Though universities offer free mental health counseling, Ashkazari said most don’t have the capacity to handle the conditions common to Latino immigrants, which could include posttraumatic stress disorder (PTSD) or major depression.
“College and universities are not equipped to handle any kind of baseline trauma,” she said, adding that college institutions don’t have the budget to hire a staff that specializes in areas outside of general anxiety, depression and identity crisis common to college students.
Surveys show only 33 percent of Latino adults with mental health problems receive professional help every year compared to the 43 percent national average, according to a 2019 analysis from Substance Abuse and Mental Health Service Administration (SAMHSA).
The lack of access to mental health treatment and the language barrier between health care and the Latino community is what drew Jairo Robles, 29, into the field.
“Our community experiences a lot of trauma,” he said. “We’ve all seen somebody get deported or know somebody that has.”
Robles received his undergraduate degree psychology at Trevecca as a DACA student in 2018 before getting married and receiving his green card on the same year. He is currently a graduate student at Middle Tennessee State University studying clinical mental health.
Even as an aspiring counselor, Robles said his parents often label people with mental health problems as “crazy.”
“Don’t air out your laundry. Keep it at home,” he said, describing his upbringing. “Being open about going to therapy has really helped them start to accept the fact that people have mental health issues that they need to address.”
Finding help on your own
Most parents of DACA recipients don’t understand the law and the American education system, said 25-year-old Jazmin Ramirez, who came to the US from Mexico at age 7.
As a first-generation college student, figuring out how to acquire a diploma fell on her shoulders, she said.
When she began looking into colleges, Ramirez soon realized she was not eligible for in-state tuition and other educational opportunities.
On her first potential paid internship at a local non-profit, Ramirez went through three rounds of interviews before having to turn down the offer after being asked for her Social Security number.
“Having worked so hard for that internship and then having to turn it down was really crushing,” she said. “That’s when it really hit me what it would mean for me to be an undocumented student.”

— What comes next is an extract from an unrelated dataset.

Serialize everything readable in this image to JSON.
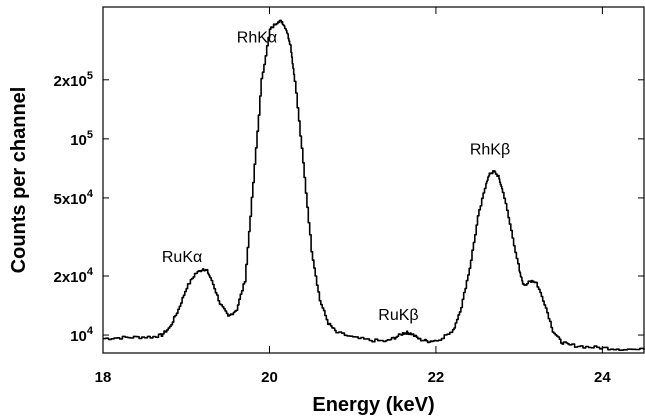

Once her high school graduation came, she didn’t have a university to go to, causing her to take a year off. That’s when a scholarship with Equal Chance for Education and Trevecca came, she said.
There’s no room for failure
For Echeverria, bad grades were “never an option.” The weight rising out of their situation often fell on her shoulders, she said.

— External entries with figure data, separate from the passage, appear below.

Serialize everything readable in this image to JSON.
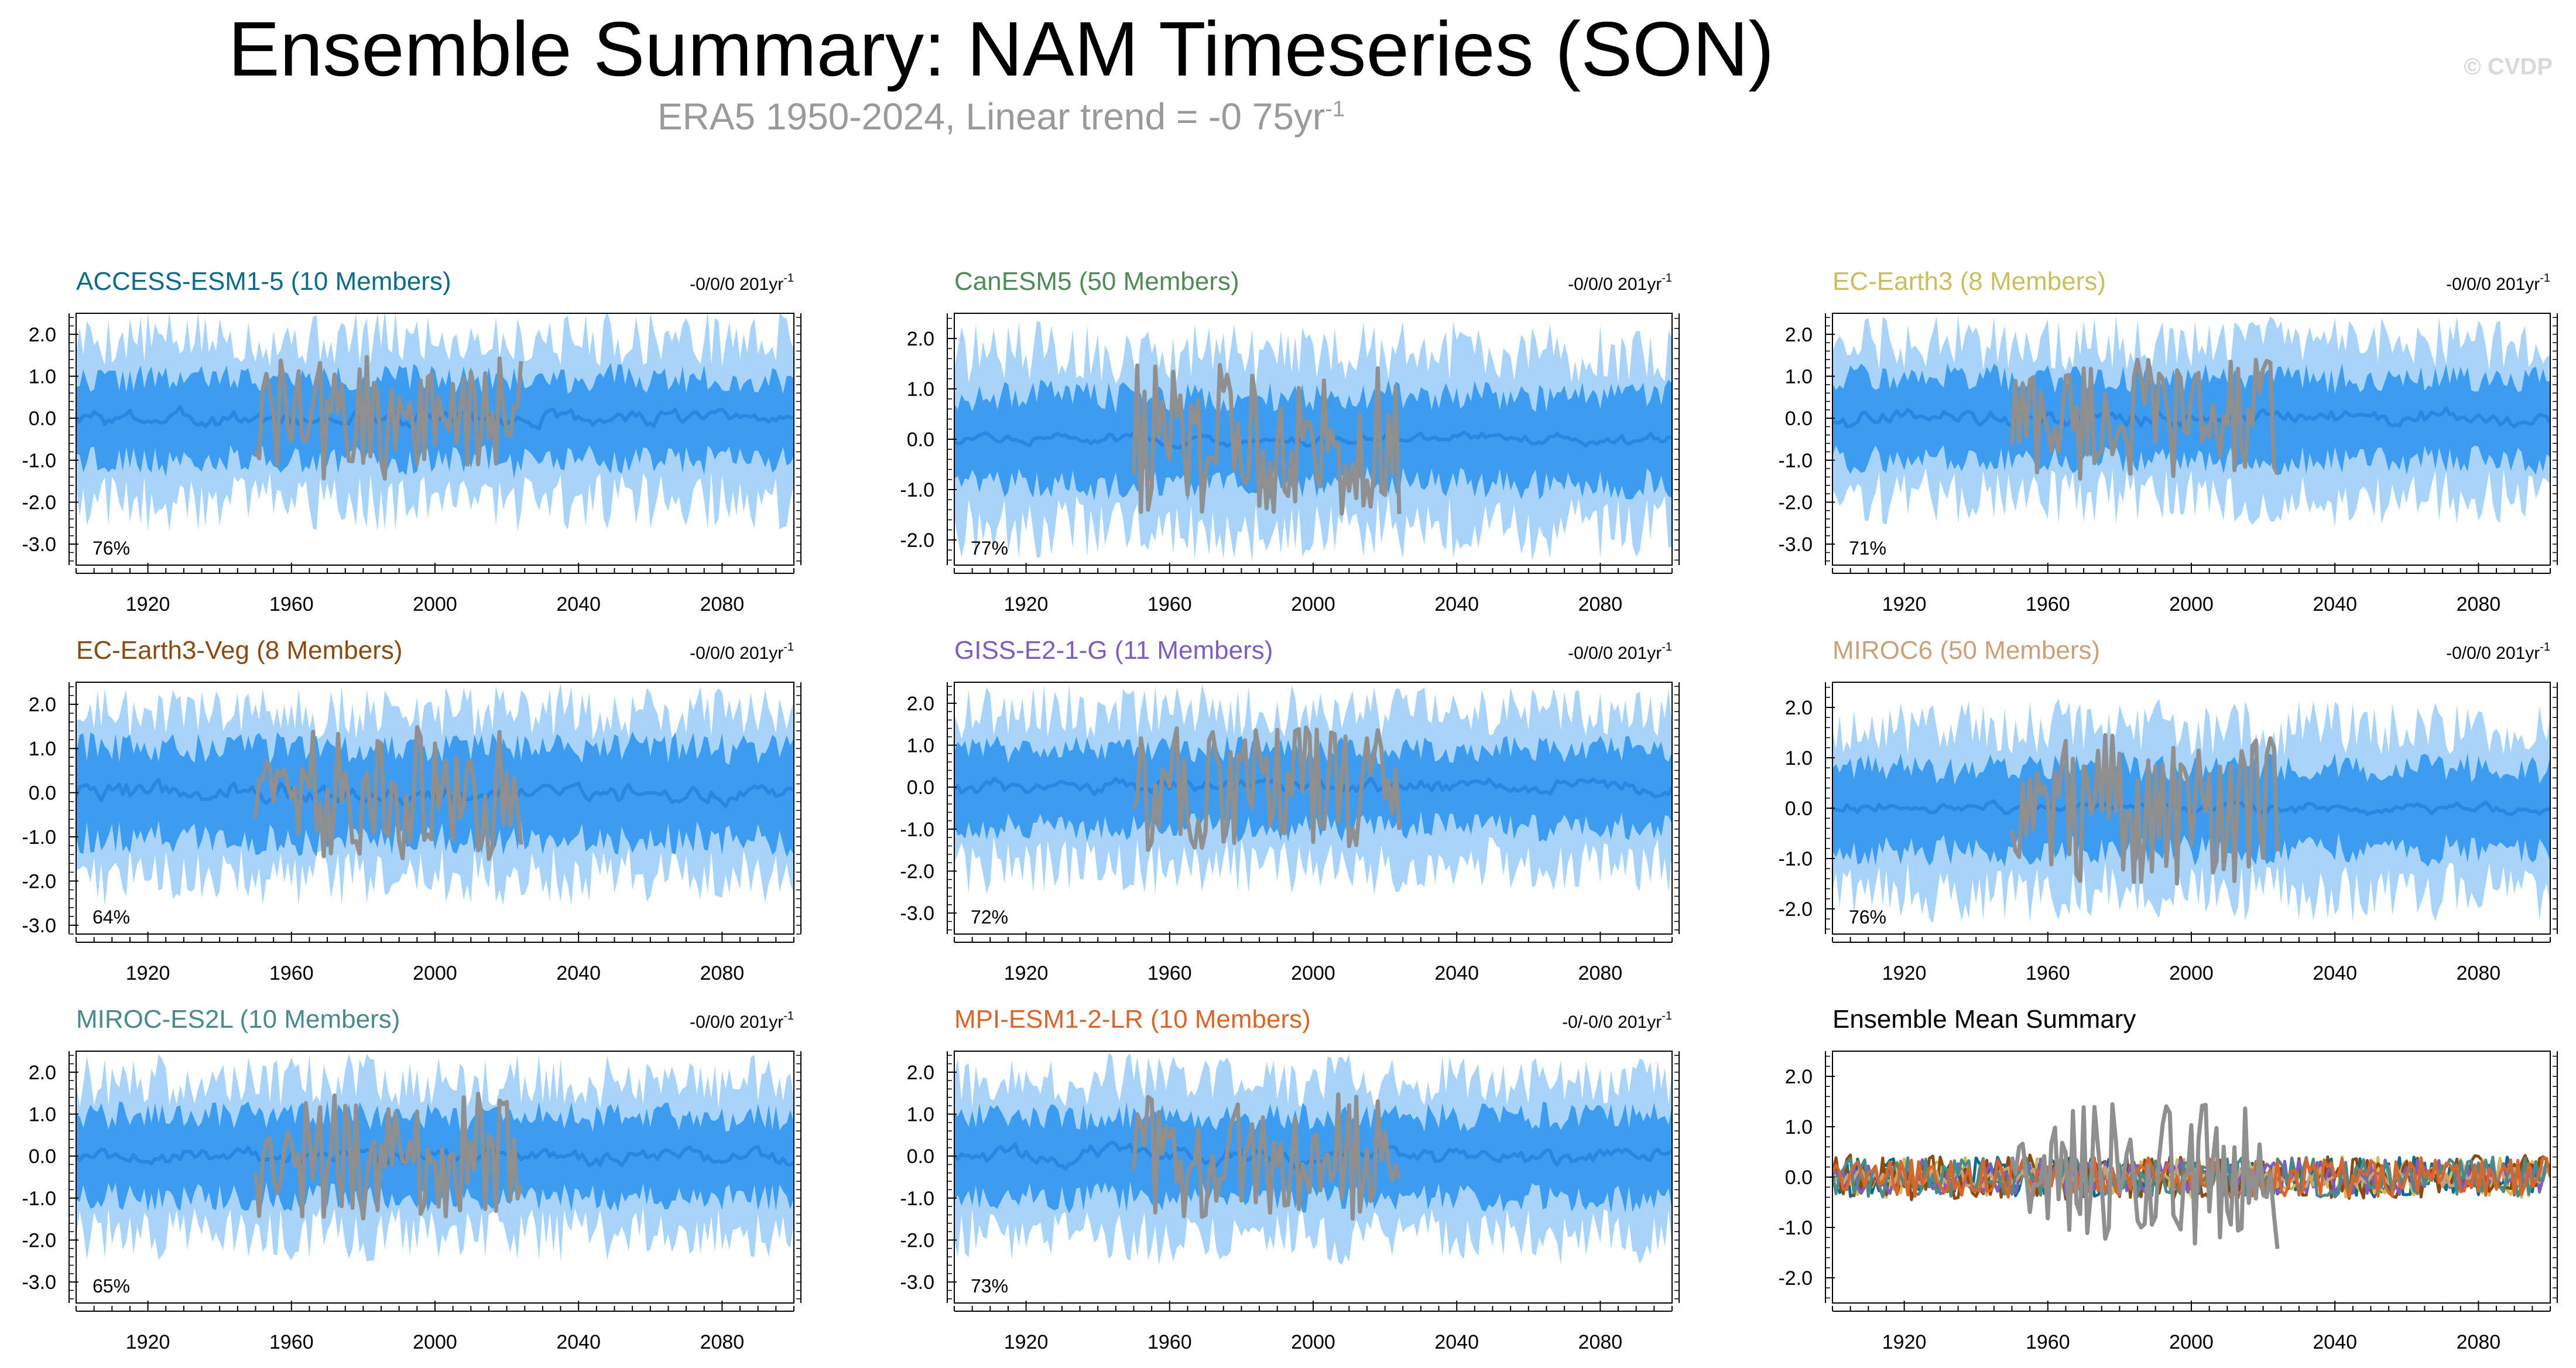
{
  "page": {
    "title": "Ensemble Summary: NAM Timeseries (SON)",
    "subtitle_main": "ERA5 1950-2024, Linear trend = -0 75yr",
    "subtitle_sup": "-1",
    "brand": "© CVDP"
  },
  "colors": {
    "band_outer": "#a8d3fb",
    "band_inner": "#3b9cf1",
    "ensemble_mean": "#2b86e0",
    "observation": "#8f8f8f",
    "axis": "#000000"
  },
  "chart_data": [
    {
      "type": "area",
      "title": "ACCESS-ESM1-5 (10 Members)",
      "title_color": "#0b6b8a",
      "trend_label": "-0/0/0 201yr",
      "trend_sup": "-1",
      "percent_label": "76%",
      "xlim": [
        1900,
        2100
      ],
      "x_ticks": [
        1920,
        1960,
        2000,
        2040,
        2080
      ],
      "ylim": [
        -3.5,
        2.5
      ],
      "y_ticks": [
        2.0,
        1.0,
        0.0,
        -1.0,
        -2.0,
        -3.0
      ],
      "y_tick_labels": [
        "2.0",
        "1.0",
        "0.0",
        "-1.0",
        "-2.0",
        "-3.0"
      ],
      "series": [
        {
          "name": "ensemble 10-90% range",
          "kind": "band",
          "amplitude": 1.9
        },
        {
          "name": "ensemble 25-75% range",
          "kind": "band",
          "amplitude": 0.95
        },
        {
          "name": "ensemble mean",
          "kind": "line",
          "amplitude": 0.35
        },
        {
          "name": "ERA5",
          "kind": "line",
          "x_range": [
            1950,
            2024
          ],
          "amplitude": 1.5
        }
      ]
    },
    {
      "type": "area",
      "title": "CanESM5 (50 Members)",
      "title_color": "#4f8a57",
      "trend_label": "-0/0/0 201yr",
      "trend_sup": "-1",
      "percent_label": "77%",
      "xlim": [
        1900,
        2100
      ],
      "x_ticks": [
        1920,
        1960,
        2000,
        2040,
        2080
      ],
      "ylim": [
        -2.5,
        2.5
      ],
      "y_ticks": [
        2.0,
        1.0,
        0.0,
        -1.0,
        -2.0
      ],
      "y_tick_labels": [
        "2.0",
        "1.0",
        "0.0",
        "-1.0",
        "-2.0"
      ],
      "series": [
        {
          "name": "ensemble 10-90% range",
          "kind": "band",
          "amplitude": 1.7
        },
        {
          "name": "ensemble 25-75% range",
          "kind": "band",
          "amplitude": 0.85
        },
        {
          "name": "ensemble mean",
          "kind": "line",
          "amplitude": 0.15
        },
        {
          "name": "ERA5",
          "kind": "line",
          "x_range": [
            1950,
            2024
          ],
          "amplitude": 1.5
        }
      ]
    },
    {
      "type": "area",
      "title": "EC-Earth3 (8 Members)",
      "title_color": "#c9bd5e",
      "trend_label": "-0/0/0 201yr",
      "trend_sup": "-1",
      "percent_label": "71%",
      "xlim": [
        1900,
        2100
      ],
      "x_ticks": [
        1920,
        1960,
        2000,
        2040,
        2080
      ],
      "ylim": [
        -3.5,
        2.5
      ],
      "y_ticks": [
        2.0,
        1.0,
        0.0,
        -1.0,
        -2.0,
        -3.0
      ],
      "y_tick_labels": [
        "2.0",
        "1.0",
        "0.0",
        "-1.0",
        "-2.0",
        "-3.0"
      ],
      "series": [
        {
          "name": "ensemble 10-90% range",
          "kind": "band",
          "amplitude": 1.8
        },
        {
          "name": "ensemble 25-75% range",
          "kind": "band",
          "amplitude": 0.95
        },
        {
          "name": "ensemble mean",
          "kind": "line",
          "amplitude": 0.35
        },
        {
          "name": "ERA5",
          "kind": "line",
          "x_range": [
            1950,
            2024
          ],
          "amplitude": 1.5
        }
      ]
    },
    {
      "type": "area",
      "title": "EC-Earth3-Veg (8 Members)",
      "title_color": "#8b4a12",
      "trend_label": "-0/0/0 201yr",
      "trend_sup": "-1",
      "percent_label": "64%",
      "xlim": [
        1900,
        2100
      ],
      "x_ticks": [
        1920,
        1960,
        2000,
        2040,
        2080
      ],
      "ylim": [
        -3.2,
        2.5
      ],
      "y_ticks": [
        2.0,
        1.0,
        0.0,
        -1.0,
        -2.0,
        -3.0
      ],
      "y_tick_labels": [
        "2.0",
        "1.0",
        "0.0",
        "-1.0",
        "-2.0",
        "-3.0"
      ],
      "series": [
        {
          "name": "ensemble 10-90% range",
          "kind": "band",
          "amplitude": 1.8
        },
        {
          "name": "ensemble 25-75% range",
          "kind": "band",
          "amplitude": 1.0
        },
        {
          "name": "ensemble mean",
          "kind": "line",
          "amplitude": 0.4
        },
        {
          "name": "ERA5",
          "kind": "line",
          "x_range": [
            1950,
            2024
          ],
          "amplitude": 1.5
        }
      ]
    },
    {
      "type": "area",
      "title": "GISS-E2-1-G (11 Members)",
      "title_color": "#7e5dc2",
      "trend_label": "-0/0/0 201yr",
      "trend_sup": "-1",
      "percent_label": "72%",
      "xlim": [
        1900,
        2100
      ],
      "x_ticks": [
        1920,
        1960,
        2000,
        2040,
        2080
      ],
      "ylim": [
        -3.5,
        2.5
      ],
      "y_ticks": [
        2.0,
        1.0,
        0.0,
        -1.0,
        -2.0,
        -3.0
      ],
      "y_tick_labels": [
        "2.0",
        "1.0",
        "0.0",
        "-1.0",
        "-2.0",
        "-3.0"
      ],
      "series": [
        {
          "name": "ensemble 10-90% range",
          "kind": "band",
          "amplitude": 1.8
        },
        {
          "name": "ensemble 25-75% range",
          "kind": "band",
          "amplitude": 0.9
        },
        {
          "name": "ensemble mean",
          "kind": "line",
          "amplitude": 0.3
        },
        {
          "name": "ERA5",
          "kind": "line",
          "x_range": [
            1950,
            2024
          ],
          "amplitude": 1.5
        }
      ]
    },
    {
      "type": "area",
      "title": "MIROC6 (50 Members)",
      "title_color": "#c9a27a",
      "trend_label": "-0/0/0 201yr",
      "trend_sup": "-1",
      "percent_label": "76%",
      "xlim": [
        1900,
        2100
      ],
      "x_ticks": [
        1920,
        1960,
        2000,
        2040,
        2080
      ],
      "ylim": [
        -2.5,
        2.5
      ],
      "y_ticks": [
        2.0,
        1.0,
        0.0,
        -1.0,
        -2.0
      ],
      "y_tick_labels": [
        "2.0",
        "1.0",
        "0.0",
        "-1.0",
        "-2.0"
      ],
      "series": [
        {
          "name": "ensemble 10-90% range",
          "kind": "band",
          "amplitude": 1.6
        },
        {
          "name": "ensemble 25-75% range",
          "kind": "band",
          "amplitude": 0.8
        },
        {
          "name": "ensemble mean",
          "kind": "line",
          "amplitude": 0.15
        },
        {
          "name": "ERA5",
          "kind": "line",
          "x_range": [
            1950,
            2024
          ],
          "amplitude": 1.5
        }
      ]
    },
    {
      "type": "area",
      "title": "MIROC-ES2L (10 Members)",
      "title_color": "#4b8a8a",
      "trend_label": "-0/0/0 201yr",
      "trend_sup": "-1",
      "percent_label": "65%",
      "xlim": [
        1900,
        2100
      ],
      "x_ticks": [
        1920,
        1960,
        2000,
        2040,
        2080
      ],
      "ylim": [
        -3.5,
        2.5
      ],
      "y_ticks": [
        2.0,
        1.0,
        0.0,
        -1.0,
        -2.0,
        -3.0
      ],
      "y_tick_labels": [
        "2.0",
        "1.0",
        "0.0",
        "-1.0",
        "-2.0",
        "-3.0"
      ],
      "series": [
        {
          "name": "ensemble 10-90% range",
          "kind": "band",
          "amplitude": 1.8
        },
        {
          "name": "ensemble 25-75% range",
          "kind": "band",
          "amplitude": 0.95
        },
        {
          "name": "ensemble mean",
          "kind": "line",
          "amplitude": 0.35
        },
        {
          "name": "ERA5",
          "kind": "line",
          "x_range": [
            1950,
            2024
          ],
          "amplitude": 1.5
        }
      ]
    },
    {
      "type": "area",
      "title": "MPI-ESM1-2-LR (10 Members)",
      "title_color": "#d9652b",
      "trend_label": "-0/-0/0 201yr",
      "trend_sup": "-1",
      "percent_label": "73%",
      "xlim": [
        1900,
        2100
      ],
      "x_ticks": [
        1920,
        1960,
        2000,
        2040,
        2080
      ],
      "ylim": [
        -3.5,
        2.5
      ],
      "y_ticks": [
        2.0,
        1.0,
        0.0,
        -1.0,
        -2.0,
        -3.0
      ],
      "y_tick_labels": [
        "2.0",
        "1.0",
        "0.0",
        "-1.0",
        "-2.0",
        "-3.0"
      ],
      "series": [
        {
          "name": "ensemble 10-90% range",
          "kind": "band",
          "amplitude": 1.8
        },
        {
          "name": "ensemble 25-75% range",
          "kind": "band",
          "amplitude": 0.95
        },
        {
          "name": "ensemble mean",
          "kind": "line",
          "amplitude": 0.35
        },
        {
          "name": "ERA5",
          "kind": "line",
          "x_range": [
            1950,
            2024
          ],
          "amplitude": 1.5
        }
      ]
    },
    {
      "type": "line",
      "title": "Ensemble Mean Summary",
      "title_color": "#000000",
      "xlim": [
        1900,
        2100
      ],
      "x_ticks": [
        1920,
        1960,
        2000,
        2040,
        2080
      ],
      "ylim": [
        -2.5,
        2.5
      ],
      "y_ticks": [
        2.0,
        1.0,
        0.0,
        -1.0,
        -2.0
      ],
      "y_tick_labels": [
        "2.0",
        "1.0",
        "0.0",
        "-1.0",
        "-2.0"
      ],
      "series": [
        {
          "name": "ACCESS-ESM1-5",
          "color": "#0b6b8a",
          "amplitude": 0.4
        },
        {
          "name": "CanESM5",
          "color": "#4f8a57",
          "amplitude": 0.2
        },
        {
          "name": "EC-Earth3",
          "color": "#c9bd5e",
          "amplitude": 0.4
        },
        {
          "name": "EC-Earth3-Veg",
          "color": "#8b4a12",
          "amplitude": 0.45
        },
        {
          "name": "GISS-E2-1-G",
          "color": "#7e5dc2",
          "amplitude": 0.35
        },
        {
          "name": "MIROC6",
          "color": "#c9a27a",
          "amplitude": 0.2
        },
        {
          "name": "MIROC-ES2L",
          "color": "#4b8a8a",
          "amplitude": 0.4
        },
        {
          "name": "MPI-ESM1-2-LR",
          "color": "#d9652b",
          "amplitude": 0.4
        },
        {
          "name": "ERA5",
          "color": "#8f8f8f",
          "x_range": [
            1950,
            2024
          ],
          "amplitude": 1.5
        }
      ]
    }
  ]
}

“My parents always stressed the fact that you’re here to do better and to be better,” she said. “A’s have always been the expectation.”

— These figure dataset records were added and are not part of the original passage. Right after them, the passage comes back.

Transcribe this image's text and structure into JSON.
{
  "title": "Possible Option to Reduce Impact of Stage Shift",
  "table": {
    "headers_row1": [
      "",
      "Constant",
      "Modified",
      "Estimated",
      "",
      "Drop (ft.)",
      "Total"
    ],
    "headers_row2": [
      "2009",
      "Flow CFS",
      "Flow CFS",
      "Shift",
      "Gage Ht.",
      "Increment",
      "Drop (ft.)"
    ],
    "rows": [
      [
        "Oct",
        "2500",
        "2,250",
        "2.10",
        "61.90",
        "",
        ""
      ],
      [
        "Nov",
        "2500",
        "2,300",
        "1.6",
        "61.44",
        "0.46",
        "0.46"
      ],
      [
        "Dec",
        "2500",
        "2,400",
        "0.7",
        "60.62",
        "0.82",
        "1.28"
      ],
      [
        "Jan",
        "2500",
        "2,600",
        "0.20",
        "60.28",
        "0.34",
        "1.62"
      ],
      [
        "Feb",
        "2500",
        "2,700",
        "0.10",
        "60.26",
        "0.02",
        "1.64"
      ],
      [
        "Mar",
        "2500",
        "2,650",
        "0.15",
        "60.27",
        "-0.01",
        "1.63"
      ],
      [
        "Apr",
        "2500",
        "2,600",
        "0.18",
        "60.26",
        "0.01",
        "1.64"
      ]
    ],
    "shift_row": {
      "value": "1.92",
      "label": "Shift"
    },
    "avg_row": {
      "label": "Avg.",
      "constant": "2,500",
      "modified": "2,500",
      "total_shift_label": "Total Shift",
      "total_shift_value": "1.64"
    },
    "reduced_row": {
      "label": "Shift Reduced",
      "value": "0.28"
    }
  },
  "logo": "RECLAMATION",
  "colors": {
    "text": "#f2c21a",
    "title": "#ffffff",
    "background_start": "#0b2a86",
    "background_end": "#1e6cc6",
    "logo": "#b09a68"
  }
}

In college, Echeverria has been the commuter council president and a peer mentor. After school, she works part-time in a retail store, she said.
Based on her definition, Echeverria continues to check off her list of what success would mean.
This May, Echeverria will be finishing her undergraduate degree a semester earlier. After graduation, she plans on preparing for graduate school in hopes of being a speech pathologist.
“For people my age, school is often about having fun, about trying new things— getting to experience the college life,” she said. “But for me, it’s always just been making sure you get good grades.”
Currently, Echeverria isn’t seeing a counselor. She mostly confides to friends and university staff she shares a close relationship with, she said.
“We appreciate people listening to us and all that,” she said about mental health resources in universities. “But if you’re not helping us advocate for change, it’s just pointless for you to just listen.”